It has taken more than three months, but the New York Times today published a sort-of correction of its erroneous description about the napalm attack in Vietnam in June 1972 that preceded the famous photograph of children terrified and wounded by the bombing.
The obituary said the photograph showed “the aftermath of one of the thousands of bombings in the countryside by American planes: a group of terror-stricken children fleeing the scene, a girl in the middle of the group screaming and naked, her clothes incinerated by burning napalm.”
But as I, and others, pointed out to the Times, the napalm was not dropped by the American military but by the South Vietnamese Air Force.
In response to my email sent in May about that lapse, the Times’ correction expert on its obituary staff, Peter Keepnews, wrote:
“You are correct that the bombing in question was conducted by the South Vietnamese Air Force. However, the obituary referred only to ‘American planes,’ and there does not seem to be any doubt that this plane was American –- a Douglas A-1 Skyraider, to be precise.”
Of course, the aircraft’s manufacturer was hardly at issue. And in the sort-of correction published today, the Times removed the reference to “American planes” in the digital version of the obituary but otherwise embraced Keepnews’ convoluted reasoning, stating:
“While the planes that carried out that attack were ‘American planes’ in the sense that they were made in the United States, they were flown by the South Vietnamese Air Force, not by American forces.”
Which makes for a less-than-clean correction.
Indeed, the correction seems begrudging, half-hearted.
And less than sincere.
It’s as if the Times were saying the South Vietnamese Air Force was doing the dirty work for the American military — which by June 1972 was decidedly winding down its war effort in Vietnam.

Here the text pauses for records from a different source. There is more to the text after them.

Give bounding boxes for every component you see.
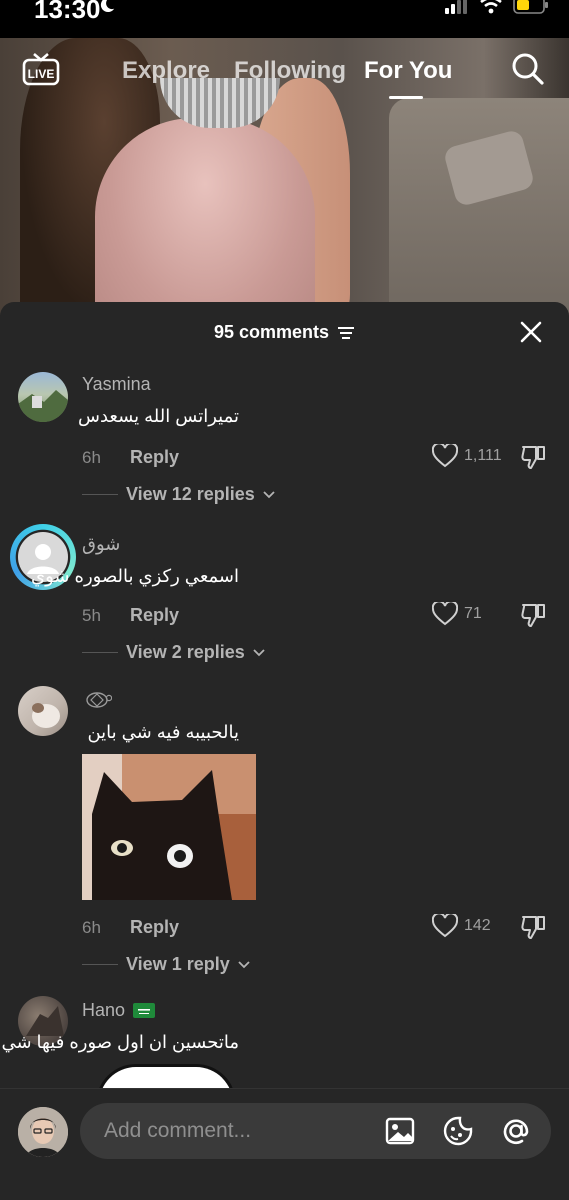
avatar-photo-icon — [32, 703, 60, 728]
dislike-icon[interactable] — [520, 602, 546, 628]
view-replies-divider — [82, 964, 118, 965]
comments-sheet: 95 comments Yasmina تميراتس الله يسعدس 6… — [0, 302, 569, 1200]
emoji-sticker-icon[interactable] — [442, 1115, 474, 1147]
view-replies-label: View 12 replies — [126, 484, 255, 504]
avatar[interactable] — [18, 372, 68, 422]
tab-active-indicator — [389, 96, 423, 99]
view-replies-button[interactable]: View 12 replies — [82, 484, 275, 505]
comment-text: تميراتس الله يسعدس — [77, 406, 239, 426]
like-button[interactable]: 71 — [432, 602, 482, 626]
comment-count-label: 95 comments — [213, 322, 330, 342]
sheet-header: 95 comments — [0, 302, 569, 362]
heart-icon — [432, 914, 458, 938]
heart-icon — [432, 602, 458, 626]
signal-icon — [445, 0, 467, 14]
comment-time: 5h — [82, 606, 101, 625]
view-replies-label: View 2 replies — [126, 642, 245, 662]
tab-for-you[interactable]: For You — [364, 57, 452, 85]
status-bar: 13:30 — [0, 0, 569, 38]
video-room — [389, 98, 569, 318]
status-icons — [445, 0, 549, 14]
like-count: 1,111 — [464, 447, 502, 464]
like-button[interactable]: 1,111 — [432, 444, 502, 468]
comment-text: اسمعي ركزي بالصوره شوي — [31, 566, 239, 586]
avatar[interactable] — [18, 686, 68, 736]
comment-text: يالحبيبه فيه شي باين — [87, 722, 239, 742]
like-count: 71 — [464, 605, 482, 622]
avatar-landscape-icon — [18, 390, 68, 422]
comment-time: 6h — [82, 918, 101, 937]
tab-following[interactable]: Following — [234, 57, 346, 85]
search-icon[interactable] — [511, 52, 545, 86]
dislike-icon[interactable] — [520, 444, 546, 470]
heart-icon — [432, 444, 458, 468]
dislike-icon[interactable] — [520, 914, 546, 940]
comment-image[interactable] — [82, 754, 256, 900]
comment-time: 6h — [82, 448, 101, 467]
video-dress — [95, 118, 315, 318]
image-icon[interactable] — [384, 1115, 416, 1147]
close-icon[interactable] — [519, 320, 543, 344]
saudi-flag-icon — [133, 1003, 156, 1018]
mention-icon[interactable] — [500, 1115, 532, 1147]
like-button[interactable]: 142 — [432, 914, 491, 938]
reply-button[interactable]: Reply — [130, 605, 179, 626]
chevron-down-icon — [238, 960, 250, 968]
cat-photo — [82, 754, 256, 900]
svg-text:LIVE: LIVE — [28, 67, 55, 81]
comment-count: 95 comments — [0, 322, 569, 343]
reply-button[interactable]: Reply — [130, 447, 179, 468]
comment-composer — [0, 1088, 569, 1200]
comment-username-row[interactable]: Hano — [82, 1000, 156, 1021]
comment-username: Hano — [82, 1000, 126, 1020]
battery-icon — [513, 0, 548, 14]
comment-username[interactable]: Yasmina — [82, 374, 151, 395]
top-nav: LIVE Explore Following For You — [0, 38, 569, 108]
view-replies-button[interactable]: View 2 replies — [82, 642, 265, 663]
avatar-photo-icon — [18, 1107, 68, 1157]
chevron-down-icon — [263, 490, 275, 498]
comment-input[interactable] — [104, 1117, 364, 1145]
wifi-icon — [480, 0, 502, 14]
view-replies-divider — [82, 494, 118, 495]
view-replies-button[interactable]: View 1 reply — [82, 954, 250, 975]
moon-icon — [100, 0, 115, 12]
turtle-emoji-icon — [86, 692, 112, 708]
view-replies-divider — [82, 652, 118, 653]
tab-explore[interactable]: Explore — [122, 57, 210, 85]
comment-text: ماتحسين ان اول صوره فيها شي — [1, 1032, 239, 1052]
reply-button[interactable]: Reply — [130, 917, 179, 938]
status-time: 13:30 — [34, 0, 101, 24]
comment-input-box[interactable] — [80, 1103, 551, 1159]
chevron-down-icon — [253, 648, 265, 656]
filter-icon[interactable] — [337, 326, 355, 340]
view-replies-label: View 1 reply — [126, 954, 230, 974]
current-user-avatar[interactable] — [18, 1107, 68, 1157]
live-icon[interactable]: LIVE — [22, 52, 60, 88]
like-count: 142 — [464, 917, 491, 934]
comment-username[interactable]: شوق — [82, 534, 120, 555]
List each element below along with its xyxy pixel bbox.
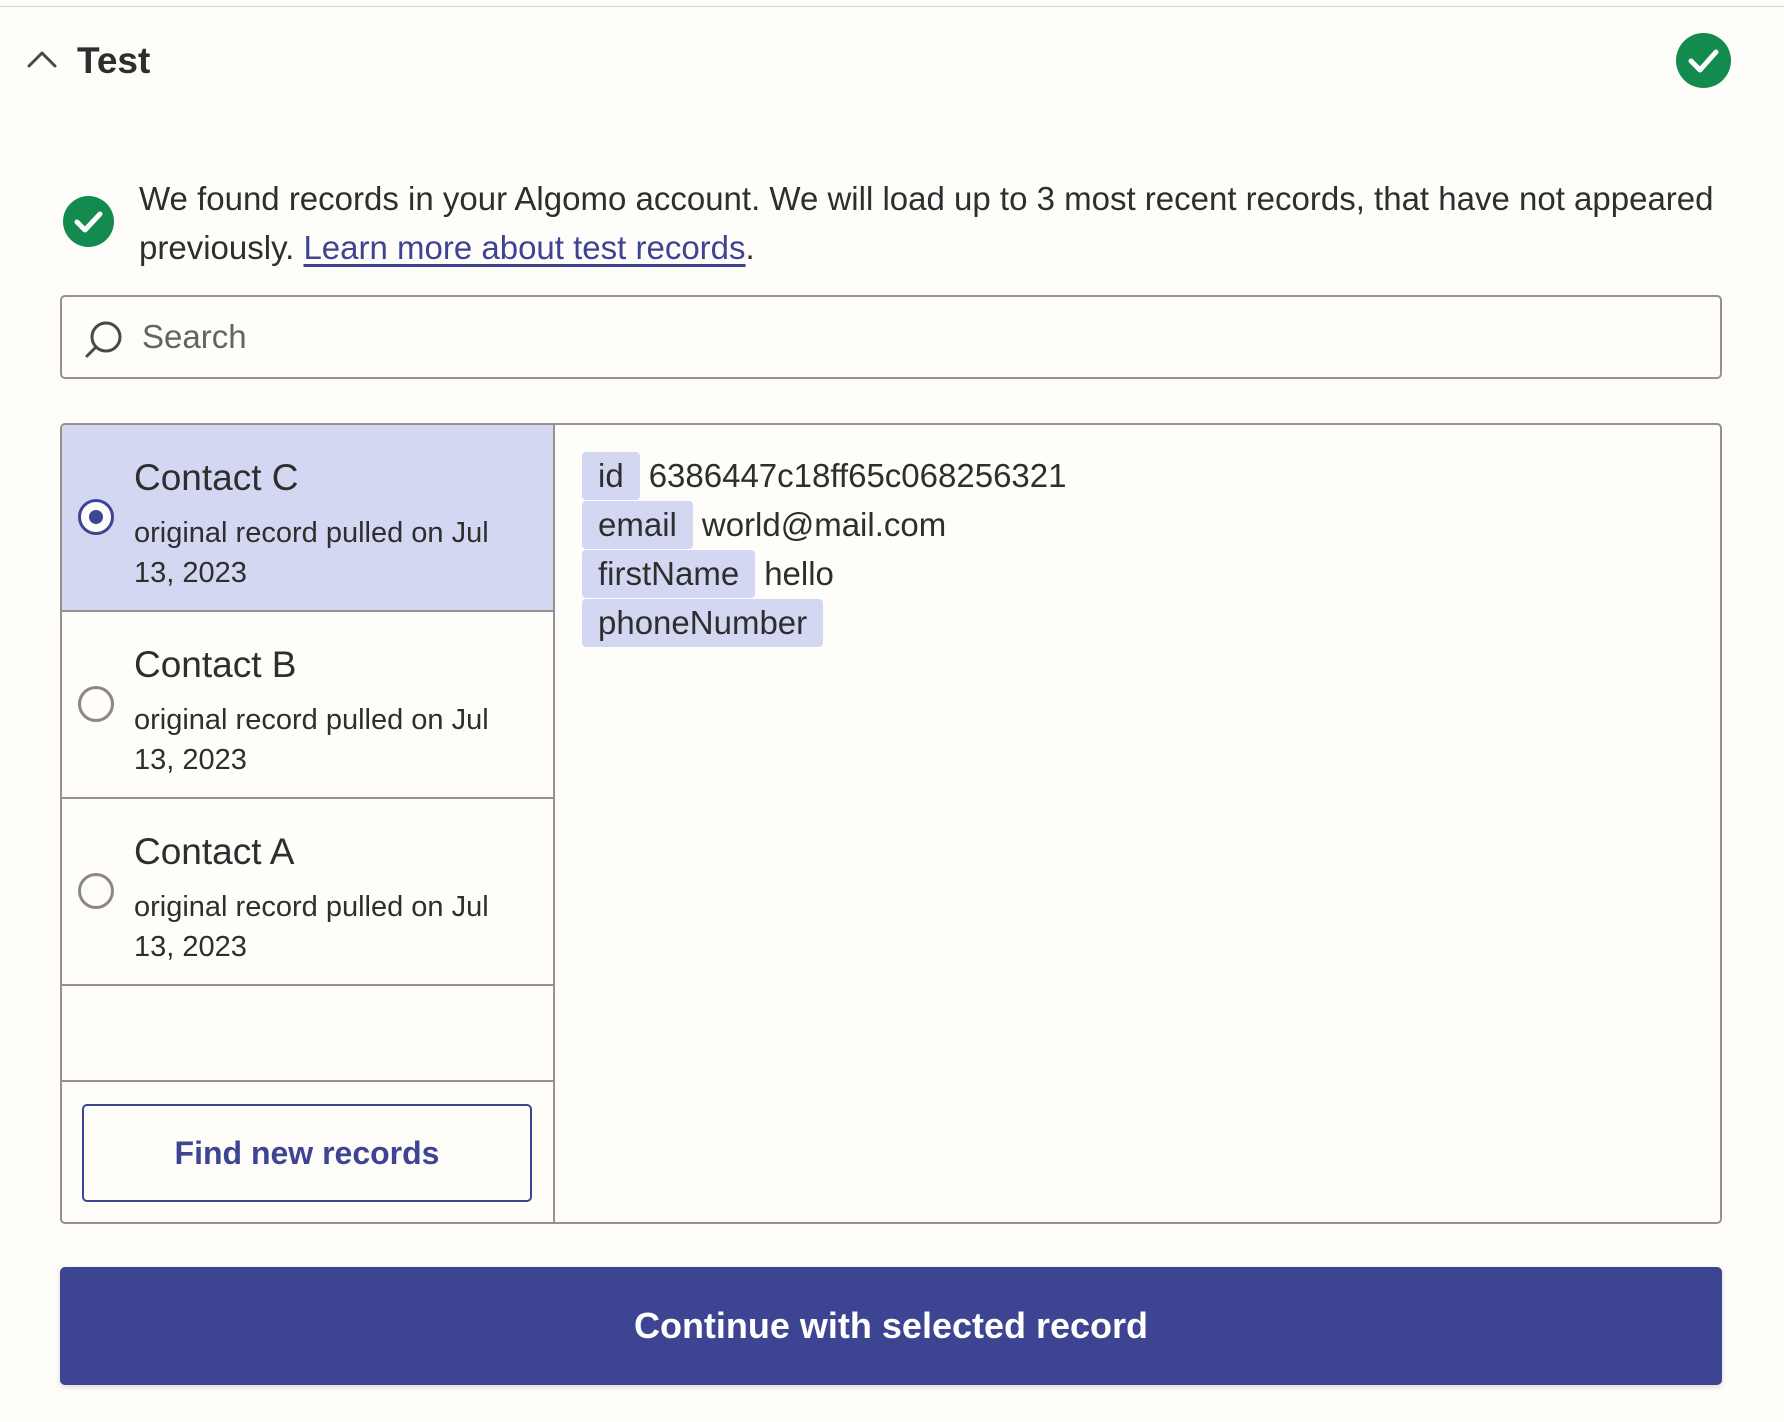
field-row-email: email world@mail.com — [582, 501, 946, 549]
field-key: email — [582, 501, 693, 549]
field-row-id: id 6386447c18ff65c068256321 — [582, 452, 1067, 500]
radio-unselected[interactable] — [78, 686, 114, 722]
field-row-firstname: firstName hello — [582, 550, 834, 598]
field-key: firstName — [582, 550, 756, 598]
learn-more-link[interactable]: Learn more about test records — [303, 229, 745, 266]
record-name: Contact C — [134, 457, 299, 498]
check-circle-icon — [1676, 33, 1731, 88]
section-header: Test — [0, 0, 1784, 120]
search-icon — [82, 319, 124, 361]
field-value: world@mail.com — [701, 506, 947, 543]
empty-list-row — [62, 986, 553, 1082]
find-new-records-button[interactable]: Find new records — [82, 1104, 532, 1202]
record-item-contact-b[interactable]: Contact B original record pulled on Jul … — [62, 612, 553, 799]
continue-button[interactable]: Continue with selected record — [60, 1267, 1722, 1385]
record-meta: original record pulled on Jul 13, 2023 — [134, 517, 489, 589]
info-message: We found records in your Algomo account.… — [139, 174, 1739, 272]
records-panel: Contact C original record pulled on Jul … — [60, 423, 1722, 1224]
record-item-contact-a[interactable]: Contact A original record pulled on Jul … — [62, 799, 553, 986]
field-key: id — [582, 452, 640, 500]
record-meta: original record pulled on Jul 13, 2023 — [134, 704, 489, 776]
radio-selected[interactable] — [78, 499, 114, 535]
record-name: Contact A — [134, 831, 295, 872]
field-value: hello — [764, 555, 834, 592]
record-item-contact-c[interactable]: Contact C original record pulled on Jul … — [62, 425, 553, 612]
info-message-trailing: . — [745, 229, 755, 266]
field-key: phoneNumber — [582, 599, 824, 647]
record-meta: original record pulled on Jul 13, 2023 — [134, 891, 489, 963]
radio-dot — [89, 510, 103, 524]
field-value: 6386447c18ff65c068256321 — [648, 457, 1067, 494]
search-box — [60, 295, 1722, 379]
section-title[interactable]: Test — [77, 38, 150, 84]
field-row-phonenumber: phoneNumber — [582, 599, 832, 647]
radio-unselected[interactable] — [78, 873, 114, 909]
search-input[interactable] — [142, 305, 1702, 369]
record-list: Contact C original record pulled on Jul … — [62, 425, 555, 1222]
record-detail: id 6386447c18ff65c068256321 email world@… — [555, 425, 1720, 1222]
success-check-icon — [63, 196, 114, 247]
record-name: Contact B — [134, 644, 297, 685]
chevron-up-icon[interactable] — [26, 44, 58, 76]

Richard Pyle, a retired veteran AP correspondent who was the news agency’s Saigon bureau chief from 1970-73, characterized the Times’ correction this way:
“[T]he phrasing — ‘while the planes that carried out the attack were “American planes” in the sense that they were made in the United States, they were flown by the South Vietnamese Air Force, not American forces’ — makes it sound like a bunch of teenagers borrowing daddy’s car.”
Pyle, who retired from AP in 2009, also had petitioned the Times for a correction in the Faas obituary. So had Hal Buell, a retired AP vice president who for years directed the news agency’s photo service.
In July, they sent a joint letter by email to the Times, pointing to the very real prospect that the error, if left uncorrected, could solidify into wide acceptance.
They wrote: “Our larger concern, beyond amending the immediate record, is that if left standing, this error will be repeated in future by the Times and any publications that might rely on it as a source, in effect causing a significant piece of misinformation to be cast in journalistic stone.”
The Times’ sort-of correction muddies rather than clarifies or fully corrects. The concerns that Pyle and Buell addressed are hardly set to rest.
The sort-of correction is disappointing, too, in light of the praise that the Times’ outgoing public editor, Arthur Brisbane, offered Sunday about the newspaper’s corrections staff.
Brisbane extolled the Times’ corrections desk as “a powerful engine of accountability” unmatched by similar operations at other U.S. news organizations.
The sort-of correction published today mocks such extravagant praise.